Evaluating Health Promotion Impact contributes to meeting P 3.3. For dental nurses this means supporting patients, colleagues and safe systems while working within professional scope.
Health promotion involves more than handing out leaflets. Delivering Better Oral Health and NICE guidance emphasise consistent, evidence-informed prevention messages, behaviour-change support and routine oral health promotion in practice.
What to notice in practice
- Outcomes: identify what the patient or colleague needs next, then hand over or escalate clearly.
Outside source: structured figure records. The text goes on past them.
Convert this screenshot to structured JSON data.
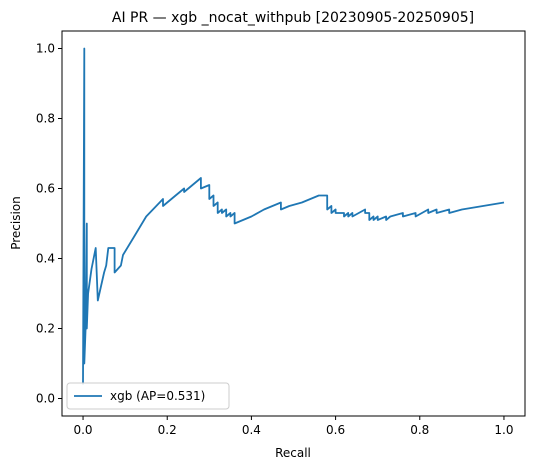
{
  "chart_data": {
    "type": "line",
    "title": "AI PR — xgb _nocat_withpub [20230905-20250905]",
    "xlabel": "Recall",
    "ylabel": "Precision",
    "xlim": [
      -0.05,
      1.05
    ],
    "ylim": [
      -0.05,
      1.05
    ],
    "xticks": [
      "0.0",
      "0.2",
      "0.4",
      "0.6",
      "0.8",
      "1.0"
    ],
    "yticks": [
      "0.0",
      "0.2",
      "0.4",
      "0.6",
      "0.8",
      "1.0"
    ],
    "xtick_values": [
      0.0,
      0.2,
      0.4,
      0.6,
      0.8,
      1.0
    ],
    "ytick_values": [
      0.0,
      0.2,
      0.4,
      0.6,
      0.8,
      1.0
    ],
    "grid": false,
    "legend_position": "lower-left",
    "series": [
      {
        "name": "xgb (AP=0.531)",
        "color": "#1f77b4",
        "x": [
          0.0,
          0.003,
          0.003,
          0.006,
          0.006,
          0.009,
          0.009,
          0.012,
          0.012,
          0.02,
          0.03,
          0.035,
          0.035,
          0.05,
          0.055,
          0.06,
          0.06,
          0.07,
          0.075,
          0.075,
          0.09,
          0.095,
          0.095,
          0.12,
          0.15,
          0.19,
          0.19,
          0.22,
          0.24,
          0.24,
          0.27,
          0.28,
          0.28,
          0.3,
          0.3,
          0.31,
          0.31,
          0.32,
          0.32,
          0.33,
          0.33,
          0.34,
          0.34,
          0.35,
          0.35,
          0.36,
          0.36,
          0.4,
          0.43,
          0.43,
          0.47,
          0.47,
          0.49,
          0.49,
          0.52,
          0.56,
          0.56,
          0.58,
          0.58,
          0.59,
          0.59,
          0.6,
          0.6,
          0.61,
          0.61,
          0.62,
          0.62,
          0.63,
          0.63,
          0.64,
          0.64,
          0.67,
          0.67,
          0.68,
          0.68,
          0.69,
          0.69,
          0.7,
          0.7,
          0.72,
          0.72,
          0.73,
          0.73,
          0.76,
          0.76,
          0.79,
          0.79,
          0.82,
          0.82,
          0.84,
          0.84,
          0.87,
          0.87,
          0.9,
          1.0,
          1.0
        ],
        "y": [
          0.04,
          1.0,
          0.1,
          0.2,
          0.2,
          0.5,
          0.2,
          0.3,
          0.3,
          0.37,
          0.43,
          0.28,
          0.28,
          0.36,
          0.38,
          0.43,
          0.43,
          0.43,
          0.43,
          0.36,
          0.38,
          0.41,
          0.41,
          0.46,
          0.52,
          0.57,
          0.55,
          0.58,
          0.6,
          0.59,
          0.62,
          0.63,
          0.6,
          0.61,
          0.57,
          0.58,
          0.55,
          0.56,
          0.53,
          0.54,
          0.53,
          0.54,
          0.52,
          0.53,
          0.52,
          0.53,
          0.5,
          0.52,
          0.54,
          0.54,
          0.56,
          0.54,
          0.55,
          0.55,
          0.56,
          0.58,
          0.58,
          0.58,
          0.54,
          0.55,
          0.53,
          0.54,
          0.53,
          0.53,
          0.53,
          0.53,
          0.52,
          0.53,
          0.52,
          0.53,
          0.52,
          0.54,
          0.53,
          0.53,
          0.51,
          0.52,
          0.51,
          0.52,
          0.51,
          0.52,
          0.51,
          0.52,
          0.52,
          0.53,
          0.52,
          0.53,
          0.52,
          0.54,
          0.53,
          0.54,
          0.53,
          0.54,
          0.53,
          0.54,
          0.56,
          0.56
        ]
      }
    ]
  }
}
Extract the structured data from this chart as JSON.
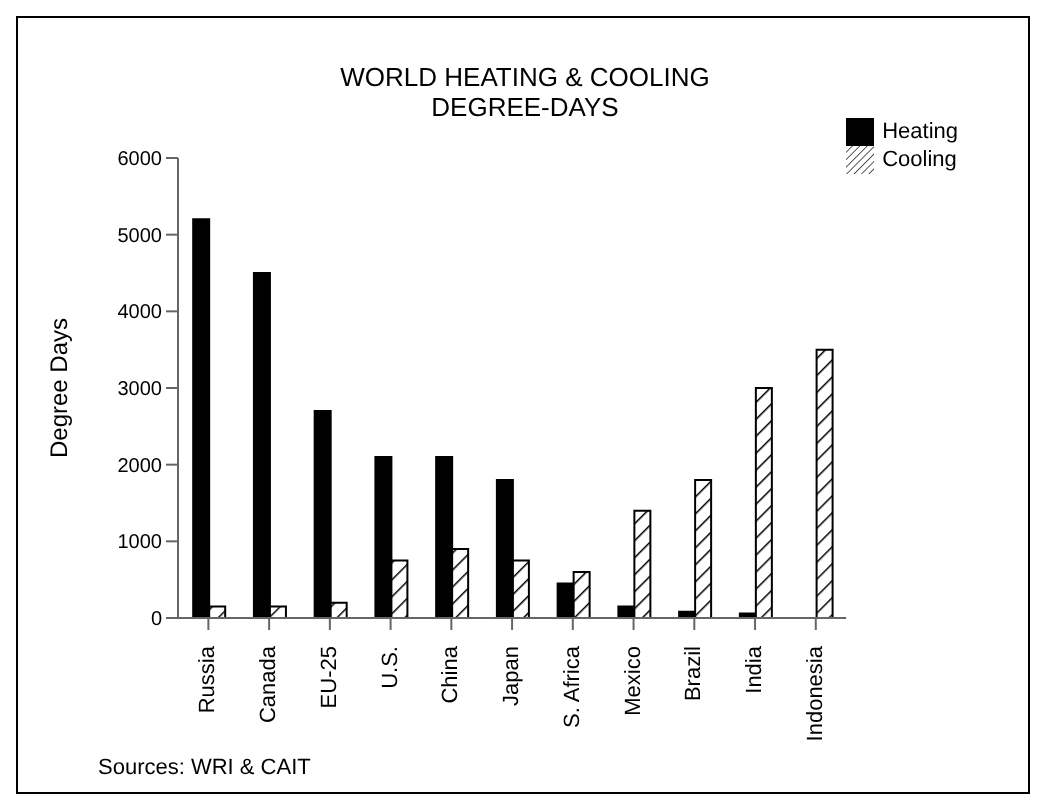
{
  "chart_data": {
    "type": "bar",
    "title": "WORLD HEATING & COOLING\nDEGREE-DAYS",
    "ylabel": "Degree Days",
    "categories": [
      "Russia",
      "Canada",
      "EU-25",
      "U.S.",
      "China",
      "Japan",
      "S. Africa",
      "Mexico",
      "Brazil",
      "India",
      "Indonesia"
    ],
    "series": [
      {
        "name": "Heating",
        "color": "#000000",
        "values": [
          5200,
          4500,
          2700,
          2100,
          2100,
          1800,
          450,
          150,
          80,
          60,
          0
        ]
      },
      {
        "name": "Cooling",
        "color": "#000000",
        "values": [
          150,
          150,
          200,
          750,
          900,
          750,
          600,
          1400,
          1800,
          3000,
          3500
        ]
      }
    ],
    "ylim": [
      0,
      6000
    ],
    "yticks": [
      0,
      1000,
      2000,
      3000,
      4000,
      5000,
      6000
    ],
    "grid": false,
    "legend": "top right",
    "annotations": [
      "Sources: WRI & CAIT"
    ]
  }
}
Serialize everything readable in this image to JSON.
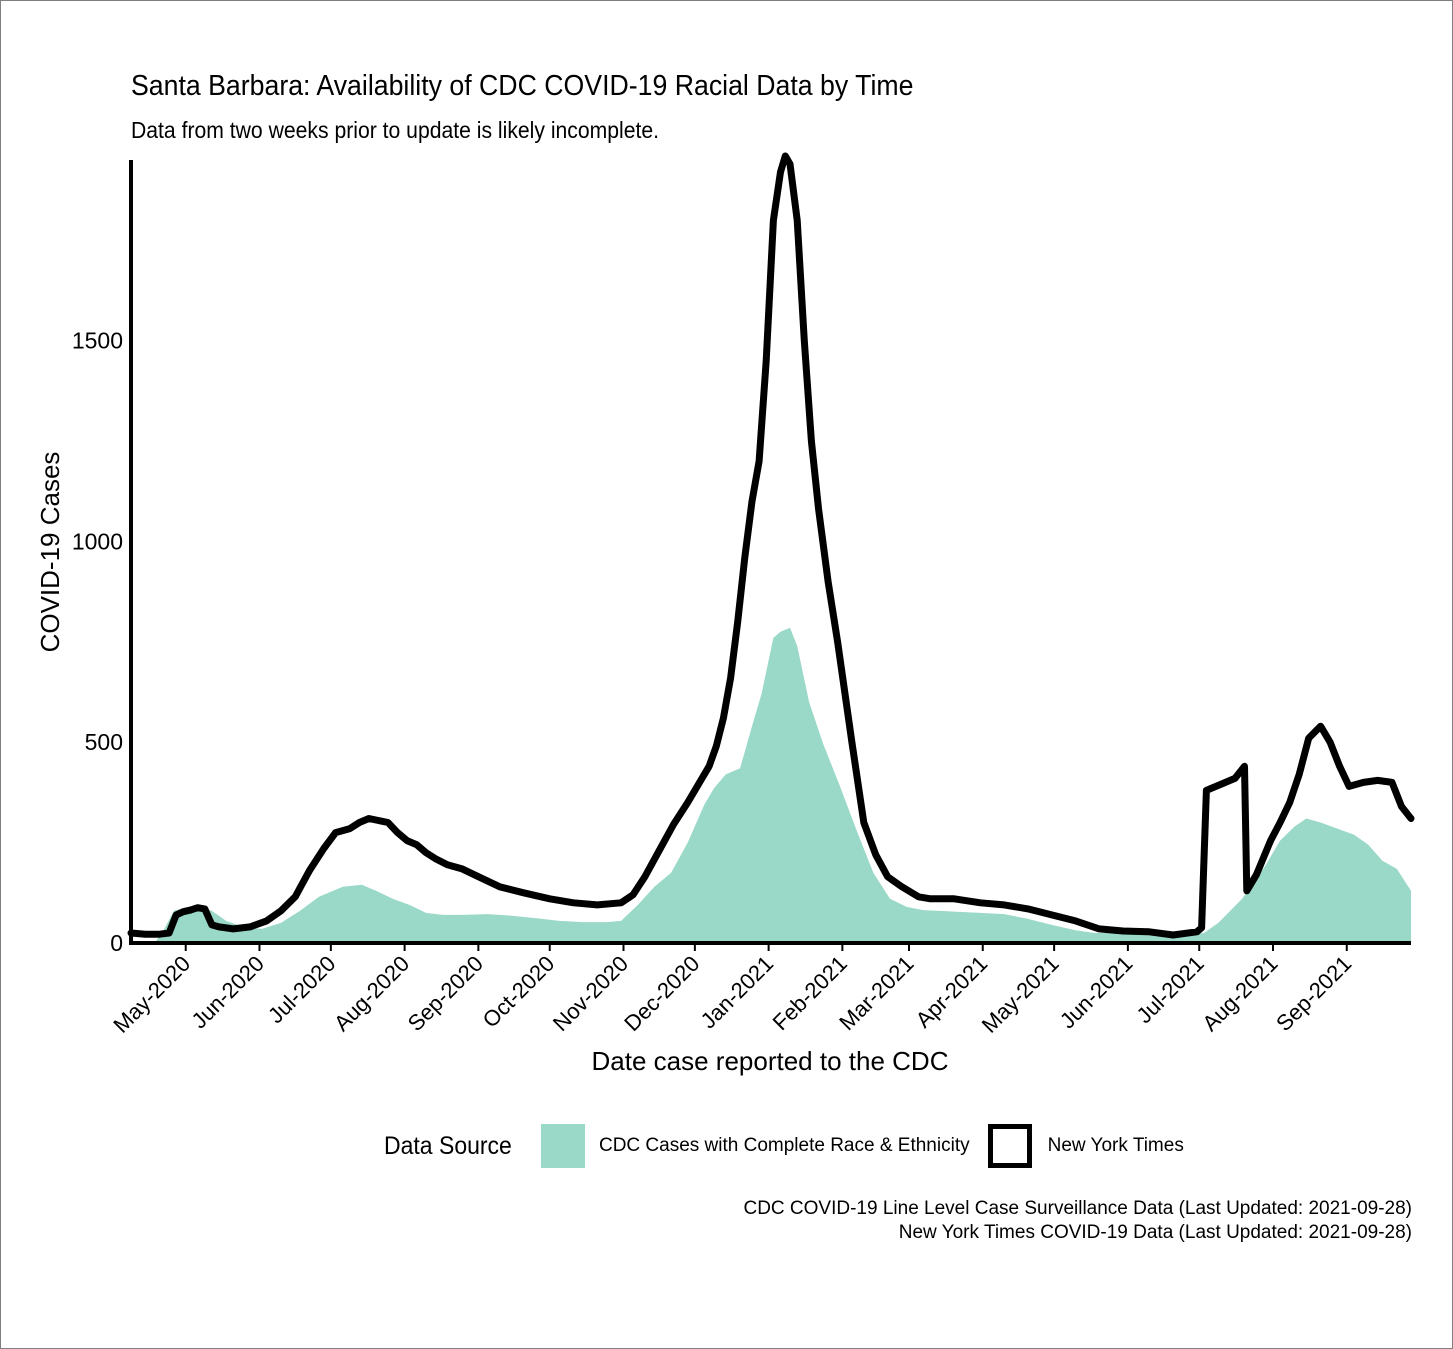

- Uptake: note whether patients accept and can act on the advice given.
- Feedback: use feedback as evidence to improve practice, not merely as paperwork.
- Equity: check whether the system enables fair access to care.
- Unintended barriers: spot obstacles that prevent patients from receiving appropriate prevention.
Dental nurses can reinforce preventive messages, make advice understandable, recognise when advice is unrealistic for a patient and report when practice systems hinder prevention.
Good practice is practical and observable: prepare, listen to patients and colleagues, check understanding, hand over clearly and raise recurring problems for practice learning. That is how this SPF outcome is applied in daily work.
Health promotion delivers health gain when advice is evidence-based, realistic, repeated consistently and accessible to the patient.